“That for which we find words is something already dead in our hearts. There is always a kind of contempt in the act of speaking.” - Nietzsche
i am back, trying this thing again. blogging is something with nearly unlimited possibilities, but on my first blog, i couldn't seem to break from the idea that blogs are soapboxes. i used a blog to spout opinions until i was blue, purple, and orange-ish in the face.
there wasn't even any satisfaction in relating what i thought i had learned that i was trying to convey in my rants. moments and ideas in my cognitive processes make me really excited, and i really want to share them. however, i get to the blank page and start writing them down, and i feel miserable. what i feel is akin to being excited to eat something that took hours to cook only to find it's flat and not delicious. thus, the quote at the beginning of the blog from nietzsche. there is a kind of contempt in writing and speaking. words are just empty vessels falling from our brains, because our brains already digested whatever was palpable and good in the vessels. see? our brains are eating and feeding the best parts of us. it's all in there.
so what i want to do with this blog is use it mostly as a tool of criticism for literature; i have been reading harold bloom. harold bloom has a mind with cognitive powers way beyond my own and most people's. he also retains the things he reads and so has the power to hold onto the works of many artists and can compare them to each other. his mind and writings are really exciting to engage, and he has brought fresh life to my own. i trust him a lot to teach me about aesthetics and true greatness because of his ability to retain what he reads in literature. a person like that can probably tell me what literature is better than someone who can barely remember the book he read last month, right? bloom has shown me a lot of things, but what i want to do with this blog is try to apply what he has shown me about what you can do with psychology in literature.
literature, especially the very best of it, or at least the most influential of it, is a kind of cognitive memory. if one spends their time reading the main authors and poets of each period of time, it is easier to see where we came from.
before i went to college, i knew about walt whitman, and i even knew that i liked his poetry. there is an accessible power to his work that needs no context. however, as i have gone through school and taken survey courses that span the history of western literature from b.c. 400 to today, i see why walt whitman happened. i can understand that america, at the time of whitman, did not have a foothold in any of the arts of the day. there was no true "american" art. so ralph waldo emerson saw the need and sent out a call for a Great american presence. whitman filled the role. so whitman is an answer and a result of needing an american art, and he is, but it's so much more than that, too, because it's history, and it's elusive because it just keeps on getting deeper and deeper as much as it gets broader and broader. even so, one can get their foot in the door, and it's exciting to see the way that culture and needs and learning climate and artists all interact and produce art. that is the cognitive memory that literature provides, and that is what i want to explore with this blog. i also want to explore how people interact with each other. i also want to become a better writer. the hope is that i can find an idea that clicks with me as i read and share it in the blog, and before the words are overly dead in my heart, write some spontaneous things that connect from what i read and think as i'm writing. that has happened before.
so i'm back, and i'm trying to read a lot this summer, and i want to show something for the reading i do.
read my blog and tell me how cool i am, because it's way better when i know i'm cool because i told you to tell me i'm cool.
so i'm back, and i'm trying to read a lot this summer, and i want to show something for the reading i do.
read my blog and tell me how cool i am, because it's way better when i know i'm cool because i told you to tell me i'm cool.
I'm really happy to have you back.
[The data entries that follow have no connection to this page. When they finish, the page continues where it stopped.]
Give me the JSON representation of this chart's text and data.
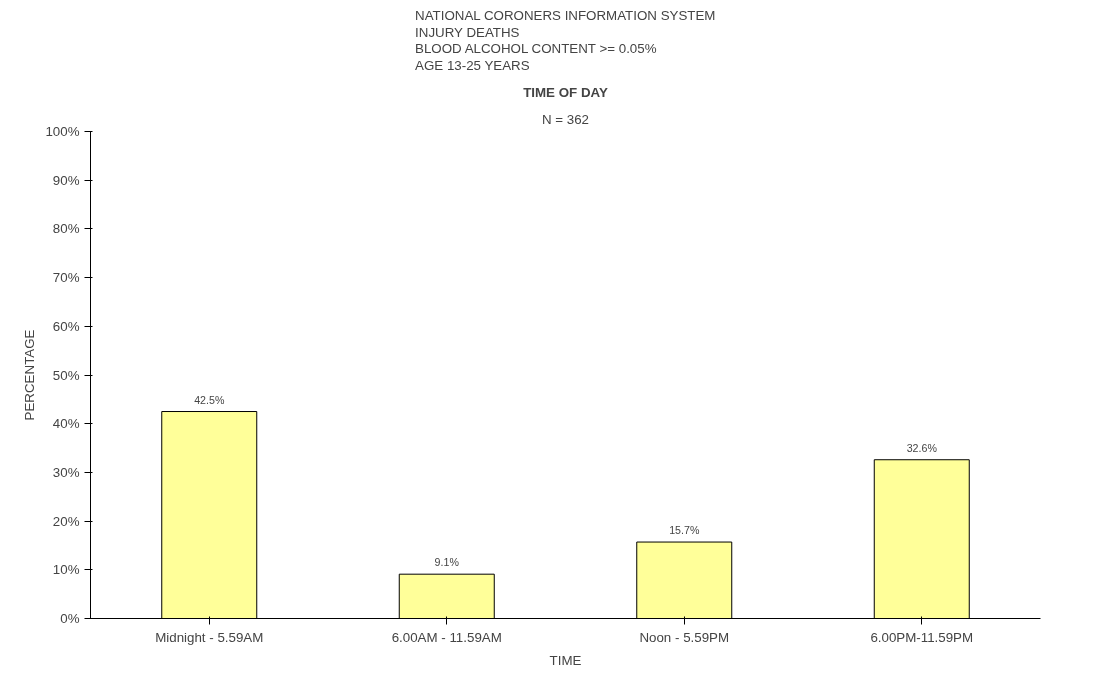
{
  "chart_data": {
    "type": "bar",
    "title": "NATIONAL CORONERS INFORMATION SYSTEM\nINJURY DEATHS\nBLOOD ALCOHOL CONTENT >= 0.05%\nAGE 13-25 YEARS",
    "subtitle": "TIME OF DAY",
    "annotations": [
      "N = 362"
    ],
    "xlabel": "TIME",
    "ylabel": "PERCENTAGE",
    "categories": [
      "Midnight - 5.59AM",
      "6.00AM - 11.59AM",
      "Noon - 5.59PM",
      "6.00PM-11.59PM"
    ],
    "values": [
      42.5,
      9.1,
      15.7,
      32.6
    ],
    "value_labels": [
      "42.5%",
      "9.1%",
      "15.7%",
      "32.6%"
    ],
    "color": "#ffff99",
    "ylim": [
      0,
      100
    ],
    "yticks": [
      {
        "value": 0,
        "label": "0%"
      },
      {
        "value": 10,
        "label": "10%"
      },
      {
        "value": 20,
        "label": "20%"
      },
      {
        "value": 30,
        "label": "30%"
      },
      {
        "value": 40,
        "label": "40%"
      },
      {
        "value": 50,
        "label": "50%"
      },
      {
        "value": 60,
        "label": "60%"
      },
      {
        "value": 70,
        "label": "70%"
      },
      {
        "value": 80,
        "label": "80%"
      },
      {
        "value": 90,
        "label": "90%"
      },
      {
        "value": 100,
        "label": "100%"
      }
    ],
    "grid": false
  }
}
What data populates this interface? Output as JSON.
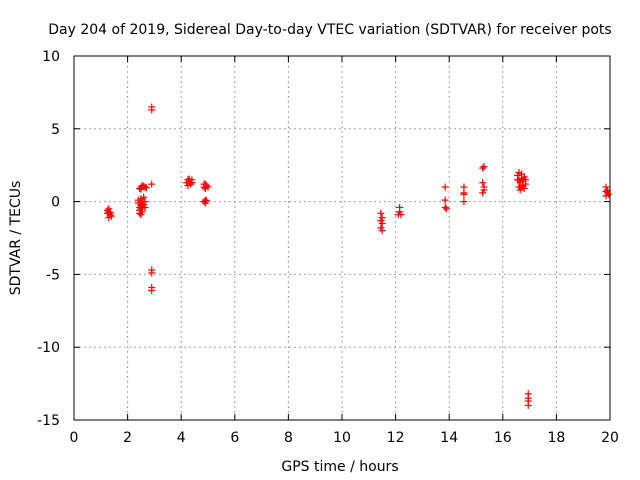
{
  "chart_data": {
    "type": "scatter",
    "title": "Day 204 of 2019, Sidereal Day-to-day VTEC variation (SDTVAR) for receiver pots",
    "xlabel": "GPS time / hours",
    "ylabel": "SDTVAR / TECUs",
    "xlim": [
      0,
      20
    ],
    "ylim": [
      -15,
      10
    ],
    "xticks": [
      "0",
      "2",
      "4",
      "6",
      "8",
      "10",
      "12",
      "14",
      "16",
      "18",
      "20"
    ],
    "yticks": [
      "10",
      "5",
      "0",
      "-5",
      "-10",
      "-15"
    ],
    "grid": true,
    "marker": "+",
    "color": "#ff0000",
    "series": [
      {
        "name": "pots",
        "points": [
          [
            1.25,
            -0.6
          ],
          [
            1.3,
            -0.7
          ],
          [
            1.3,
            -1.1
          ],
          [
            1.35,
            -0.9
          ],
          [
            1.25,
            -0.8
          ],
          [
            1.4,
            -1.0
          ],
          [
            1.3,
            -0.5
          ],
          [
            1.35,
            -0.75
          ],
          [
            2.4,
            -0.1
          ],
          [
            2.4,
            0.1
          ],
          [
            2.45,
            -0.4
          ],
          [
            2.45,
            -0.6
          ],
          [
            2.45,
            -0.8
          ],
          [
            2.5,
            0.2
          ],
          [
            2.5,
            -0.2
          ],
          [
            2.5,
            -0.5
          ],
          [
            2.55,
            0.0
          ],
          [
            2.55,
            -0.3
          ],
          [
            2.6,
            0.3
          ],
          [
            2.6,
            -0.2
          ],
          [
            2.65,
            0.0
          ],
          [
            2.65,
            -0.4
          ],
          [
            2.5,
            -0.9
          ],
          [
            2.55,
            -0.7
          ],
          [
            2.45,
            0.9
          ],
          [
            2.5,
            1.0
          ],
          [
            2.55,
            1.1
          ],
          [
            2.6,
            1.05
          ],
          [
            2.65,
            1.0
          ],
          [
            2.7,
            0.95
          ],
          [
            2.5,
            0.85
          ],
          [
            2.9,
            6.5
          ],
          [
            2.9,
            6.3
          ],
          [
            2.9,
            1.2
          ],
          [
            2.9,
            -4.7
          ],
          [
            2.9,
            -4.9
          ],
          [
            2.9,
            -5.9
          ],
          [
            2.9,
            -6.1
          ],
          [
            4.2,
            1.3
          ],
          [
            4.25,
            1.5
          ],
          [
            4.3,
            1.4
          ],
          [
            4.35,
            1.2
          ],
          [
            4.4,
            1.3
          ],
          [
            4.25,
            1.1
          ],
          [
            4.4,
            1.5
          ],
          [
            4.3,
            1.55
          ],
          [
            4.85,
            1.0
          ],
          [
            4.9,
            1.2
          ],
          [
            4.95,
            1.1
          ],
          [
            5.0,
            1.0
          ],
          [
            4.9,
            0.9
          ],
          [
            4.85,
            1.2
          ],
          [
            4.85,
            0.0
          ],
          [
            4.9,
            -0.1
          ],
          [
            4.95,
            0.05
          ],
          [
            4.9,
            0.1
          ],
          [
            11.45,
            -0.8
          ],
          [
            11.45,
            -1.3
          ],
          [
            11.5,
            -1.5
          ],
          [
            11.45,
            -1.8
          ],
          [
            11.5,
            -2.0
          ],
          [
            11.5,
            -1.1
          ],
          [
            12.1,
            -0.9
          ],
          [
            12.15,
            -0.7
          ],
          [
            12.2,
            -0.9
          ],
          [
            12.15,
            -0.4
          ],
          [
            13.85,
            1.0
          ],
          [
            13.85,
            0.1
          ],
          [
            13.85,
            -0.4
          ],
          [
            13.9,
            -0.5
          ],
          [
            14.55,
            1.0
          ],
          [
            14.55,
            0.6
          ],
          [
            14.55,
            0.5
          ],
          [
            14.55,
            0.0
          ],
          [
            15.25,
            2.3
          ],
          [
            15.3,
            2.4
          ],
          [
            15.25,
            1.3
          ],
          [
            15.3,
            1.0
          ],
          [
            15.3,
            0.8
          ],
          [
            15.25,
            0.6
          ],
          [
            16.55,
            1.8
          ],
          [
            16.6,
            2.0
          ],
          [
            16.6,
            1.5
          ],
          [
            16.65,
            1.3
          ],
          [
            16.6,
            1.0
          ],
          [
            16.65,
            0.8
          ],
          [
            16.7,
            1.9
          ],
          [
            16.7,
            1.6
          ],
          [
            16.75,
            1.4
          ],
          [
            16.75,
            1.1
          ],
          [
            16.8,
            0.9
          ],
          [
            16.8,
            1.7
          ],
          [
            16.85,
            1.5
          ],
          [
            16.85,
            1.2
          ],
          [
            16.7,
            0.95
          ],
          [
            16.55,
            1.5
          ],
          [
            16.95,
            -13.2
          ],
          [
            16.95,
            -13.5
          ],
          [
            16.95,
            -13.7
          ],
          [
            16.95,
            -14.0
          ],
          [
            19.85,
            1.0
          ],
          [
            19.9,
            0.6
          ],
          [
            19.85,
            0.4
          ],
          [
            19.9,
            0.8
          ],
          [
            19.95,
            0.5
          ],
          [
            19.85,
            0.7
          ]
        ]
      }
    ]
  }
}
I've been put some distance between myself and the virtual world lately and I'm just realizing that I shouldn't do that. I just need to spend less time doing things without consequence and impact. I feel like one of the most valid things that I can do online is read the things that you write. I think that the internet is for share ideas and emotions and also for changing things for and towards the good. Maybe, I'll start contributing to that cause someday but until then I am very happy to watch and observe the few people who are thus engaged do their stuff. You, sir, are one.